Boston School of Public Health

Environmental Health 807

Urban Environmental Health

Course Description
Urban Environmental Health: EH 807
A Project-Based and Community-Based Course

H. Patricia Hynes, Professor
Russ Lopez, Lecturer

Problems of the emerging urban environment in the late 19th century, which gave rise to the public health and environmental health movements, continue to enervate inner cities of the United States and imperil poor people in rapidly expanding mega-cities of the world. Yet, the idea of environment has historically been split off from health and cities. Environment is generally framed by mainstream environmental groups as wilderness without people and fragmented by environmental protection agencies into physical media including air, water, and soil threatened by pollution. What has been overlooked and lost in these central trends is the historic connection of environmental health to the lived environment: the nexus of buildings, infrastructure, streets, social life, and human services with ambient air, water, soil, and green space--the environment as city people experience it.

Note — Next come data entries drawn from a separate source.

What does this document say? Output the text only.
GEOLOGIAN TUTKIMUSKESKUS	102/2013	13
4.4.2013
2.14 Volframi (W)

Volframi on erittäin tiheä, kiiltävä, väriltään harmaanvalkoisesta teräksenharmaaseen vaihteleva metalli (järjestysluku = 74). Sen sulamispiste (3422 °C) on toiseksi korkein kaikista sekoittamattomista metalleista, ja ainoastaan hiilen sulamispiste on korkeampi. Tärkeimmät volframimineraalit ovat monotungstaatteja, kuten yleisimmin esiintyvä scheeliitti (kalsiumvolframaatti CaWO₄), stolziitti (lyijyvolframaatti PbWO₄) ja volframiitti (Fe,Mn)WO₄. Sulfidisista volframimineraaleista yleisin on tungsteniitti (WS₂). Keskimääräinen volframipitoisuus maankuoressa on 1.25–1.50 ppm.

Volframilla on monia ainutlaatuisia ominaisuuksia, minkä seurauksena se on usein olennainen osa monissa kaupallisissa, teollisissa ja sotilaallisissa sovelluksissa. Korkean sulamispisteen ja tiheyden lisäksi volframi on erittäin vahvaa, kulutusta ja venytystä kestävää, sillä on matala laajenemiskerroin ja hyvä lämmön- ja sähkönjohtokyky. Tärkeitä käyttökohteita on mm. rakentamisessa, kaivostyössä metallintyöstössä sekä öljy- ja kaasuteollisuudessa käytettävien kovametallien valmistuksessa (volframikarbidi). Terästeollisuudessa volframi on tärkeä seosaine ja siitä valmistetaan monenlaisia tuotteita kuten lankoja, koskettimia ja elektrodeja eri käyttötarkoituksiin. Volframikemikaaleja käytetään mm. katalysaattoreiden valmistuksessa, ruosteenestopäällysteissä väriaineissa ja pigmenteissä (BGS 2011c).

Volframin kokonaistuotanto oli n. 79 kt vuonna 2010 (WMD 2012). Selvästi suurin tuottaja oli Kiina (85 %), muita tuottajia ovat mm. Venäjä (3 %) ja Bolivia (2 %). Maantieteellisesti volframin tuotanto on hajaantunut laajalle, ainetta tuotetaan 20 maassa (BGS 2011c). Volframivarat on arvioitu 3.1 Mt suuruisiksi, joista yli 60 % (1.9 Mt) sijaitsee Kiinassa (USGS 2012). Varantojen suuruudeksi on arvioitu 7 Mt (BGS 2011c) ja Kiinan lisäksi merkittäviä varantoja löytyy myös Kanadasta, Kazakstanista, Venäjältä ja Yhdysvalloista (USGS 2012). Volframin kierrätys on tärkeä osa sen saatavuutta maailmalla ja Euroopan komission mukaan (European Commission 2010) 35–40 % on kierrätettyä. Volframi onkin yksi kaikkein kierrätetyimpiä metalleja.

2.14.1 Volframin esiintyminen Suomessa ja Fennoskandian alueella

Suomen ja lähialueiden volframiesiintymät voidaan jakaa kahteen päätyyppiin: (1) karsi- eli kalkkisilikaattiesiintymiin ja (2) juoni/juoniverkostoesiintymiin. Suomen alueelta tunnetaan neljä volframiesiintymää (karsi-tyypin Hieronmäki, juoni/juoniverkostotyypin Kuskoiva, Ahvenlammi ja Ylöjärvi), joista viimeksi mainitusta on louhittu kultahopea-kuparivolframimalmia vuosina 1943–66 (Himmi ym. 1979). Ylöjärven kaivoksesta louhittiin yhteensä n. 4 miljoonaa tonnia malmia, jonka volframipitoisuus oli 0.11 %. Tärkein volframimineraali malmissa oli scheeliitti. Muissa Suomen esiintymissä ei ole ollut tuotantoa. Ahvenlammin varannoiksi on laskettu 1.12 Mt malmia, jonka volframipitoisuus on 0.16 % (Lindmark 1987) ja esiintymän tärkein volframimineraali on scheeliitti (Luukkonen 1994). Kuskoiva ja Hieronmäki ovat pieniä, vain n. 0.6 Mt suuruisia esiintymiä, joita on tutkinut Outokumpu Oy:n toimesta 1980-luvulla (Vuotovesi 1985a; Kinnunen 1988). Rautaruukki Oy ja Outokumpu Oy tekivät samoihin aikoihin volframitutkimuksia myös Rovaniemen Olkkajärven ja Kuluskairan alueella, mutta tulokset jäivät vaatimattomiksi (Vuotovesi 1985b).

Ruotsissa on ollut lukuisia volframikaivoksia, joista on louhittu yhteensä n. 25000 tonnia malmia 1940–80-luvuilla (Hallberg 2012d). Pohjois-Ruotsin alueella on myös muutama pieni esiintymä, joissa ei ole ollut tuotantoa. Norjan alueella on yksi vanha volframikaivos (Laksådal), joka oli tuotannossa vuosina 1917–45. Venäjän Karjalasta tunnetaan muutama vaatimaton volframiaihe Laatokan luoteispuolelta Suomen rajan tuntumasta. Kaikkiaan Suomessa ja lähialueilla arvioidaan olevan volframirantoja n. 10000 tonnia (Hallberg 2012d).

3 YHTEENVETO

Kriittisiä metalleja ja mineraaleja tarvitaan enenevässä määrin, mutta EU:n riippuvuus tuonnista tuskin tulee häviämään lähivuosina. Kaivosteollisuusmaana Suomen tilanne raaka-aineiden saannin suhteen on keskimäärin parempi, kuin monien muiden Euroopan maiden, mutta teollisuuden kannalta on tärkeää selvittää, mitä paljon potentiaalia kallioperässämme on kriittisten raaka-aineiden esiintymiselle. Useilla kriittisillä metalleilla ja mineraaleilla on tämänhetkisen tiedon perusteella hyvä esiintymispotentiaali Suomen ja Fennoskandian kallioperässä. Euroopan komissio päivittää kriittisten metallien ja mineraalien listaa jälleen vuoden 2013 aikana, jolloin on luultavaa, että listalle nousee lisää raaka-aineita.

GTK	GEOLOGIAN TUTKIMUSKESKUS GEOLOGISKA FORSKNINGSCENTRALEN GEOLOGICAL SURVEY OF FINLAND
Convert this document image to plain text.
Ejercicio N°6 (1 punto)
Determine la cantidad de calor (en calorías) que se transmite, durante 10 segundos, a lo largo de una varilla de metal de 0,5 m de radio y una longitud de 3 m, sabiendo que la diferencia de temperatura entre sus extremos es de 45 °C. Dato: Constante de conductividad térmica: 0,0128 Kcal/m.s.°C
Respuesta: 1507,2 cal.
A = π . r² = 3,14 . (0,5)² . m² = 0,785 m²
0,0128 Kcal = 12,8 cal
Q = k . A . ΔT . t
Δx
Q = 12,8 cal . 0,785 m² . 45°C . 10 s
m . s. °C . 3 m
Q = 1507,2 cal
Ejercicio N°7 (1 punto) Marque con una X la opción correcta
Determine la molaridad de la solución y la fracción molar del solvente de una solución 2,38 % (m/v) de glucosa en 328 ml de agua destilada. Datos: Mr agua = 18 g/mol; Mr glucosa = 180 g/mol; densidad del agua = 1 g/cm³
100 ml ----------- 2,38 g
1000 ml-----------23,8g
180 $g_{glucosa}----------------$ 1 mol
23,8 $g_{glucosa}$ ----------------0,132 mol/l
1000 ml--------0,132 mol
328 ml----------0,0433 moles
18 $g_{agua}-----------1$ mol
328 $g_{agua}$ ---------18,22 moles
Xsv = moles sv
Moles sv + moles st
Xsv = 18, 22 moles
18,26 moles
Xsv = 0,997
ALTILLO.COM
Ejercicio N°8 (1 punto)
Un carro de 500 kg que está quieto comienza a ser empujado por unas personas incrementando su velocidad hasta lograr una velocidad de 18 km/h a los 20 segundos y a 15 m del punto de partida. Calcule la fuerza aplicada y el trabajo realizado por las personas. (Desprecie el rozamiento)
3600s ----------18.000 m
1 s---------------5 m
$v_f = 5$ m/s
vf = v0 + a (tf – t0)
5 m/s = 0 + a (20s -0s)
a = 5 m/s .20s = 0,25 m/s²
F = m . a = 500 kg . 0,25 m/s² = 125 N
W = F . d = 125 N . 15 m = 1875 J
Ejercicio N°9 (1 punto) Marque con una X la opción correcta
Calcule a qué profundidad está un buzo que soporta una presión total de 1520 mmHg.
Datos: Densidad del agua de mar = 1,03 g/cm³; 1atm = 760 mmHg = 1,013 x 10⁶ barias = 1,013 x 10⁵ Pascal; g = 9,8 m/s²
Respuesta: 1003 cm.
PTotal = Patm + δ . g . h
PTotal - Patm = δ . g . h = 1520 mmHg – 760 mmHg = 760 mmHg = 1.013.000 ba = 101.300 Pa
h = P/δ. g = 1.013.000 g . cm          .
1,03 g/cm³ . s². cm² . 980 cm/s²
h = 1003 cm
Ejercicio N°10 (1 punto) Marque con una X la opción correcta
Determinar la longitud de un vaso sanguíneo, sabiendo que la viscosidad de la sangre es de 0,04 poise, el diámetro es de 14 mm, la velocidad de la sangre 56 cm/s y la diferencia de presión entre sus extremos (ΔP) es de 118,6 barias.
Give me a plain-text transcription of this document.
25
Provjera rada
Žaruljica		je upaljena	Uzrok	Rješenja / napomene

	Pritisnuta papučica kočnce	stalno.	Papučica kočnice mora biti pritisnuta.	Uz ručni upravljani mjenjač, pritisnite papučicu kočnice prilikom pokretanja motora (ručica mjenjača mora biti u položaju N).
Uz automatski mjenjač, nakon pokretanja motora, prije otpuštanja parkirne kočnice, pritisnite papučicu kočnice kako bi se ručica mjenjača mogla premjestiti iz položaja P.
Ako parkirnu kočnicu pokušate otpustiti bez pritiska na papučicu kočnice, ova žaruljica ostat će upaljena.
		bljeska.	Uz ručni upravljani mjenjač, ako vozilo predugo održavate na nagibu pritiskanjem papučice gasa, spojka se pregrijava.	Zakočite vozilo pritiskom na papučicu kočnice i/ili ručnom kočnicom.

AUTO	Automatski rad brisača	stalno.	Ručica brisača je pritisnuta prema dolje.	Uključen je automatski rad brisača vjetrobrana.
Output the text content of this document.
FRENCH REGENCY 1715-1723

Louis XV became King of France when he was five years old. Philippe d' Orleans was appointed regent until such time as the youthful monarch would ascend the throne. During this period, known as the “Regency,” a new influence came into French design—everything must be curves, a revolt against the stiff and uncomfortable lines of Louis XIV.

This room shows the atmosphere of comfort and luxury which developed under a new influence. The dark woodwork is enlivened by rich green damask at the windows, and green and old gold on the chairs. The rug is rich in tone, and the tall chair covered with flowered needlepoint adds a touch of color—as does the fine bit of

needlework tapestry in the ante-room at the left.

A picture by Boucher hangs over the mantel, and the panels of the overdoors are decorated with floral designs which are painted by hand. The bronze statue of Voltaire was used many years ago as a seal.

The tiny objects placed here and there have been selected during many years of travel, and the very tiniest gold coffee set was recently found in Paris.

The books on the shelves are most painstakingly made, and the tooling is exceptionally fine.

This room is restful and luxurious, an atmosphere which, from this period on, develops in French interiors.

This course, Urban Environmental Health, situates its students and faculty in our school's urban environment where poverty, poor services, and pollution are most concentrated. The neighboring communities of Roxbury, North Dorchester, parts of the South End and South Boston have the highest indices in Boston of household poverty, ill health, childhood lead poisoning and asthma, mixed industrial and residential zoning, 21E hazardous waste sites, vacant land, and injury by weapons. Simultaneously, these neighborhoods are increasingly known for their assets--community-based organizations which are rebuilding their often devastated urban neighborhoods with creative initiatives around affordable housing, environmental justice, community health, urban gardening, and local economic development.

The Department of Environmental Health has built a partnership with its neighboring communities and with public health and environmental protection agencies under the aegis of the Urban Environmental Health Initiative. In this course students benefit from the experiences of these partners and apply the lessons learned from thousands of person hours of working to improve the lives and health of people in cities. It builds upon presentations on focused topics and readings of background literature to give students an understanding of how the built environment interacts with other public health issues. Teams of students then analyze an issue, illustrate how it affects urban communities and develop solutions to reduce environmental burdens.

Public health is an applied field in which scholarship includes not only the discovery of knowledge but also the integration, communication, and application of knowledge. All these dimensions of scholarship are employed and encouraged in this course.